Some more charts I found interesting - 1995 vs 2010: Countries Australia exports to in 1995 (top) and 2010 (bottom) Australian Exports in 1995 (top) and 2010 (bottom) Australian Imports in 1995 (top) and 2010 (bottom) Source: http://ckrao.wordpress.com/2012/06/26/exports-and-imports-by-country/
The old notions of a linear value adding chain are becoming more and more meaningless as the complexity of the capital chain has increased overtime and B2B transactions between different "industries" become more and more incestuous. I'd argue that Australia's exploration and mining industry is one of most highly skilled and high tech industries on the planet. The companies have moved far beyond panning in rivers or using basic picks and shovels. The various cryogenic technologies involved in manufacturing, handling and transporting LNG are cutting edge. The seismic, imaging, geologic, drilling etc technologies involved in exploration are very sophisticated. The skills and technologies involved in the logistics and physical execution of economically extracting gold from deep underground mines from ore grades of 1-2 grams/tonne aren't to be sneezed at. Many of the developments then spill over to other sectors of the economy. Edit: The same goes for much of the agriculture industry although to a lesser extent than mining.
More iron ore in the news. How the sliding iron ore price will affect Australia Price drop signals the end of the iron ore age
Possibilities raised by various forum members from another thread: http://forums.silverstackers.com/topic-55433-how-would-you-hedge-against-an-aud-collapse-10c.html * USD * Hard assets valued in USD * Silver * Gold * Platinum * USD ETF on the ASX * Bitcoin * CFDs * HKD * Mixed hedge portfolio: gold + silver + real estate/land + other currencies (of your choice) + other PM's (platinum/palladium) to diversify * Shares in companies that make significant income from overseas
I'm just putting this out there.
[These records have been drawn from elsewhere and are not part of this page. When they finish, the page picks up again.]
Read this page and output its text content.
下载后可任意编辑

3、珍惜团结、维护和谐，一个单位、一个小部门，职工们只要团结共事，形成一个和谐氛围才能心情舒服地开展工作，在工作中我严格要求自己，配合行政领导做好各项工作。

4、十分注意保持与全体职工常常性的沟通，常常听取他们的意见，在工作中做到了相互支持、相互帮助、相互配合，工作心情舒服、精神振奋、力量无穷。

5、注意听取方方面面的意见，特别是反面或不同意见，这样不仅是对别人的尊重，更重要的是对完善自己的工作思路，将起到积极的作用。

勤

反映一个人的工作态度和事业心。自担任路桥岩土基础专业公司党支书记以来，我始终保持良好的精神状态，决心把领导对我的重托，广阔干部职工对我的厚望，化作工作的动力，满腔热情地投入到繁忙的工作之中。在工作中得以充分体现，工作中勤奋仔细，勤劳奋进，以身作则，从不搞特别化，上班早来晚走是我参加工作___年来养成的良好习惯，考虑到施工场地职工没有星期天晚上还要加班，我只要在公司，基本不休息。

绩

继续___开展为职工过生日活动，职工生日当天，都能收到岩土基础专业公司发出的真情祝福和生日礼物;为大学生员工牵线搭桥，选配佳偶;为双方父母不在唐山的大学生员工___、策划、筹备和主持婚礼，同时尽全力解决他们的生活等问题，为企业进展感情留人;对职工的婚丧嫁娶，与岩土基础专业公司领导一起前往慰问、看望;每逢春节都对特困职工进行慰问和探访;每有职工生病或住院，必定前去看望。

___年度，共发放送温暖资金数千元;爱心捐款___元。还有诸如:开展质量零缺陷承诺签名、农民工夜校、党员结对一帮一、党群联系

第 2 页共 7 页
We should all have a minute of silence to think about how the legal firms and banks will be affected:
WA public service is not highly paid, except a few at the top (just like large corporations). For the average worker, compared to the private sector, and FIFO miners in particular, they are underpaid. Most are struggling like anyone else. Over the last 3 years they've had a hiring freeze and made many people redundant, increasing the workload on those who remain, often tasked with duties previously done by those on higher pay levels. Departments that changed their name 2 years ago still can't afford uniforms with the new name and logo. When the previous General Agreement with the union expired, the government let it ride for over a year while "negotiating", and when a deal was finally reached, annual wage growth was less than inflation, job security made a thing of the past, and job satisfaction nothing but a memory. But yeah, keep blaming the real workers for the inflated salaries of public service "executives", while abusing the rank and file for taking longer to provide services.
mortage auction will start to appear more.. property that is not on the chinese investor interests will sell for less. and we need to do our bid (patriot) to buy/spend more money to get the economy going.. take on more debt...
I have worked in the public service and can state that I was receiving circa 50% more in wages than the private sector. This was for an entry level job. I also did much less work in the public service than the private sector. Edit: I also had a complaint against me for working too hard - True story! It really makes you wonder.